7

1.7K 204 1
                                    

"Maaf, ya ndak bisa nganter kamu sampe tujuan."

Ulya mengangguk dengan tersenyum manis ke pada pria yang duduk di kursi pengemudi depan. Tak lupa berterima kasih sebelum akhirnya turun dari mobil.

Pria itu melajukan mobilnya pergi. Sementara Ulya masih terpaku di tepian jalan, matanya nyalang menatap kali besar yang mengalir deras di bawah jembatan gantung. Namun, segera mungkin ia beranjak sesuai arahan pria tadi untuk naik ke desa mencari letak pesantren Nurul Ilmi, tempatnya akan mengabdi.

"Assallamu'allaikum!"

Ulya menyerukan salam di depan sebuah rumah minimalis dengan desain terbuat dari kayu itu. Tak lama sahutan jawaban salam terdengar dan pintu terbuka. Namun, yang ke luar justru seorang pria dengan kening bergelombang. Menatap Ulya yang menjinjing tas besar. Bola matanya menelusur Ulya dari bawah kaki sampai ujung kepala.

Di dalam sana juga banyak lelaki tengah duduk santai dengan bercanda, dari sedikit yang Ulya tangkap saat pintu terbuka. Mereka juga menatap Ulya sejenak sebelum pria yang ke luar itu menutup pintu.

"Sinten, nggeh, Mbak? Ada keperluan apa?"

Ulya mengernyit tak mengerti, sehingga perlahan ia menjelaskan siapa dia dan bermaksud apa kedatangannya, tetapi begitu usai menjelaskan si pria malah tertawa. Ulya semakin bingung dibuatnya.

"Salah sasaran berarti, Mbak. Ini kantor putra," ujar pria berbusana muslim serta jas biru itu seraya menunjuk ke atas pintu.

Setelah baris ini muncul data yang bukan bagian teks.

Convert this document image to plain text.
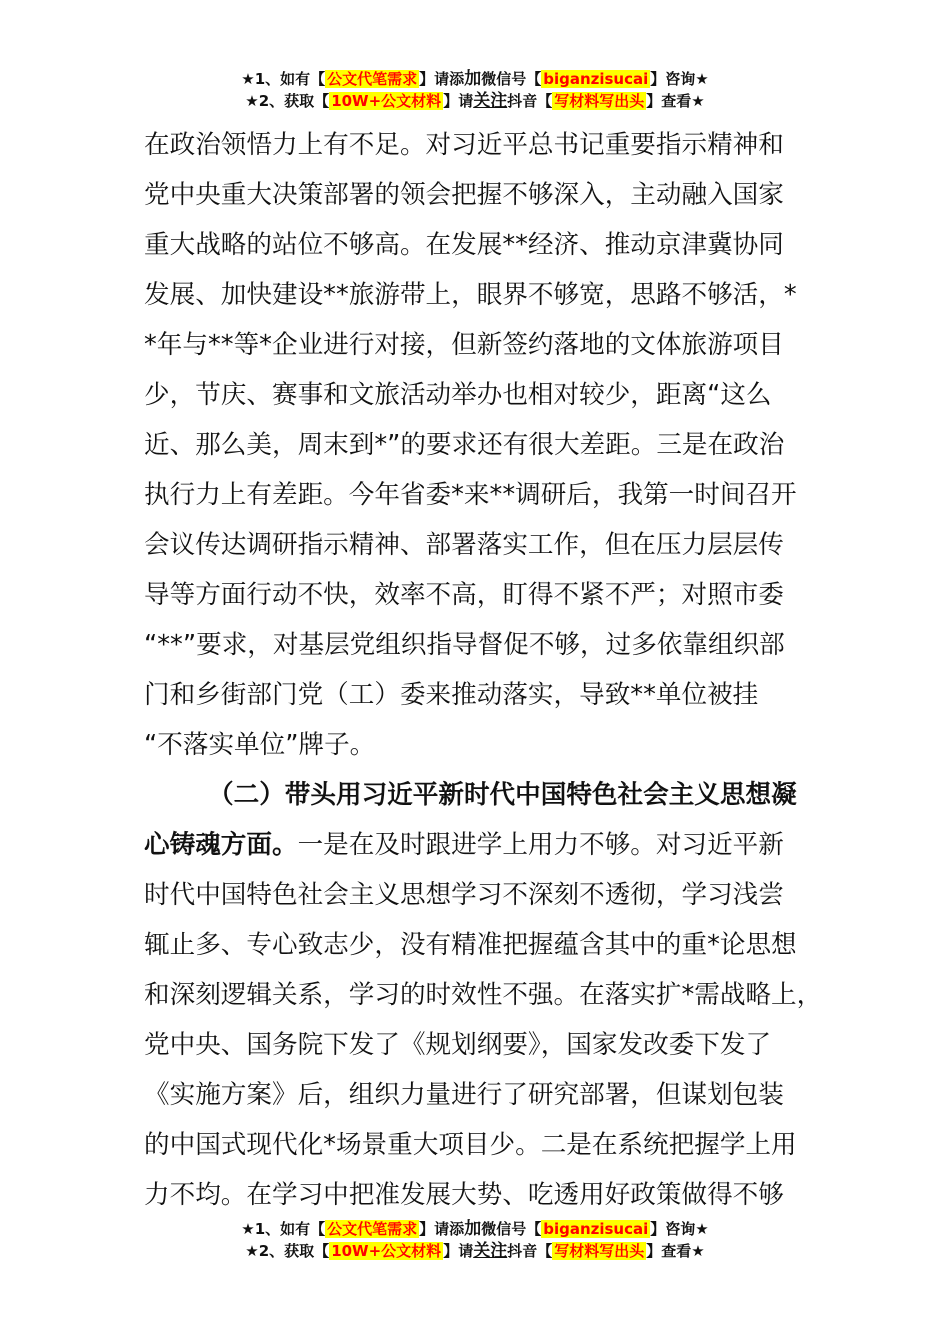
★1、如有【 公文代笔需求 】请添加微信号【 biganzisucai 】咨询★
★2、获取【 10W+公文材料 】请关注抖音【 写材料写出头 】查看★
在政治领悟力上有不足。对习近平总书记重要指示精神和
党中央重大决策部署的领会把握不够深入，主动融入国家
重大战略的站位不够高。在发展**经济、推动京津冀协同
发展、加快建设**旅游带上，眼界不够宽，思路不够活，*
*年与**等*企业进行对接，但新签约落地的文体旅游项目
少，节庆、赛事和文旅活动举办也相对较少，距离“这么
近、那么美，周末到*”的要求还有很大差距。三是在政治
执行力上有差距。今年省委*来**调研后，我第一时间召开
会议传达调研指示精神、部署落实工作，但在压力层层传
导等方面行动不快，效率不高，盯得不紧不严；对照市委
“**”要求，对基层党组织指导督促不够，过多依靠组织部
门和乡街部门党（工）委来推动落实，导致**单位被挂
“不落实单位”牌子。
（二）带头用习近平新时代中国特色社会主义思想凝
心铸魂方面。一是在及时跟进学上用力不够。对习近平新
时代中国特色社会主义思想学习不深刻不透彻，学习浅尝
辄止多、专心致志少，没有精准把握蕴含其中的重*论思想
和深刻逻辑关系，学习的时效性不强。在落实扩*需战略上，
党中央、国务院下发了《规划纲要》，国家发改委下发了
《实施方案》后，组织力量进行了研究部署，但谋划包装
的中国式现代化*场景重大项目少。二是在系统把握学上用
力不均。在学习中把准发展大势、吃透用好政策做得不够
★1、如有【 公文代笔需求 】请添加微信号【 biganzisucai 】咨询★
★2、获取【 10W+公文材料 】请关注抖音【 写材料写出头 】查看★
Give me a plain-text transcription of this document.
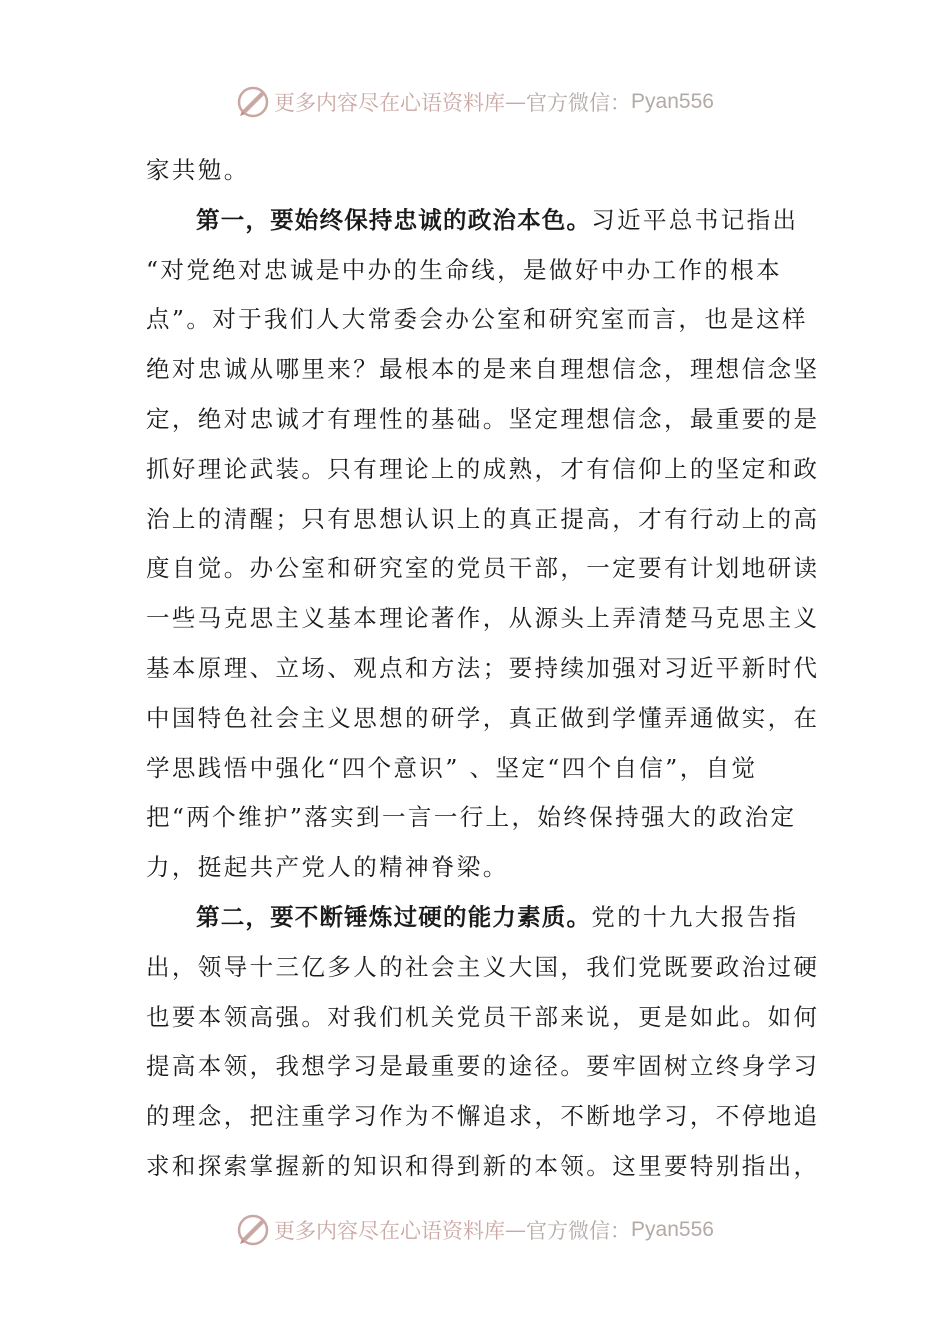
更多内容尽在心语资料库 — 官方微信： Pyan556
家共勉。
第一，要始终保持忠诚的政治本色。习近平总书记指出
“对党绝对忠诚是中办的生命线，是做好中办工作的根本
点”。对于我们人大常委会办公室和研究室而言，也是这样
绝对忠诚从哪里来？最根本的是来自理想信念，理想信念坚
定，绝对忠诚才有理性的基础。坚定理想信念，最重要的是
抓好理论武装。只有理论上的成熟，才有信仰上的坚定和政
治上的清醒；只有思想认识上的真正提高，才有行动上的高
度自觉。办公室和研究室的党员干部，一定要有计划地研读
一些马克思主义基本理论著作，从源头上弄清楚马克思主义
基本原理、立场、观点和方法；要持续加强对习近平新时代
中国特色社会主义思想的研学，真正做到学懂弄通做实，在
学思践悟中强化“四个意识” 、坚定“四个自信”，自觉
把“两个维护”落实到一言一行上，始终保持强大的政治定
力，挺起共产党人的精神脊梁。
第二，要不断锤炼过硬的能力素质。党的十九大报告指
出，领导十三亿多人的社会主义大国，我们党既要政治过硬
也要本领高强。对我们机关党员干部来说，更是如此。如何
提高本领，我想学习是最重要的途径。要牢固树立终身学习
的理念，把注重学习作为不懈追求，不断地学习，不停地追
求和探索掌握新的知识和得到新的本领。这里要特别指出，
更多内容尽在心语资料库 — 官方微信： Pyan556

Benar, di sana tertulis jelas 'kantor putra'. Ulya pikir itu ndalem karena bangunan itu paling ikonik juga menonjol. Pula letaknya di dekat gerbang masuk. Inilah karena tidak bertanya, jadilah sesat di jalan.

Hanya bisa meringis dan undur diri. Syukurlah pria yang baru saja ia ketahui bernama Qomar dari name tag di jasnya itu menunjukkan arah menuju ndalem, yang mana terletak di sebelah musala.

"Siapa, Mar?"

"Santri baru. Nyasar," katanya kembali duduk dengan teman-temannya yang tengah menunggu waktu ngaji sore tiba.

Harap Ulya kali ini sasarannya tidak salah. Gadis itu merapatkan langkah di depan sebuah pintu lebar dengan dinding kaca transparan. Ia mengetuk bagian kayu sisi pintu dengan menyerukan salam.

Tak lama seseorang ke luar. Ulya berpikir, apa setiap orang baru yang datang dipandang sepertinya? Ditatap dari bawah sampai atas yang membuat dia bingung?

"Saya Ulya. Khadamah baru yang--"

"Ooh. Iyo-iyo ayo masuk," ujar gadis itu seraya menarik lengan Ulya masuk. Ia dipersilakan duduk, sementara gadis itu pamit ke belakang katanya hendak memanggil Nyai Halimah yang tak lain adalah Bu Nyai baru Ulya di sini.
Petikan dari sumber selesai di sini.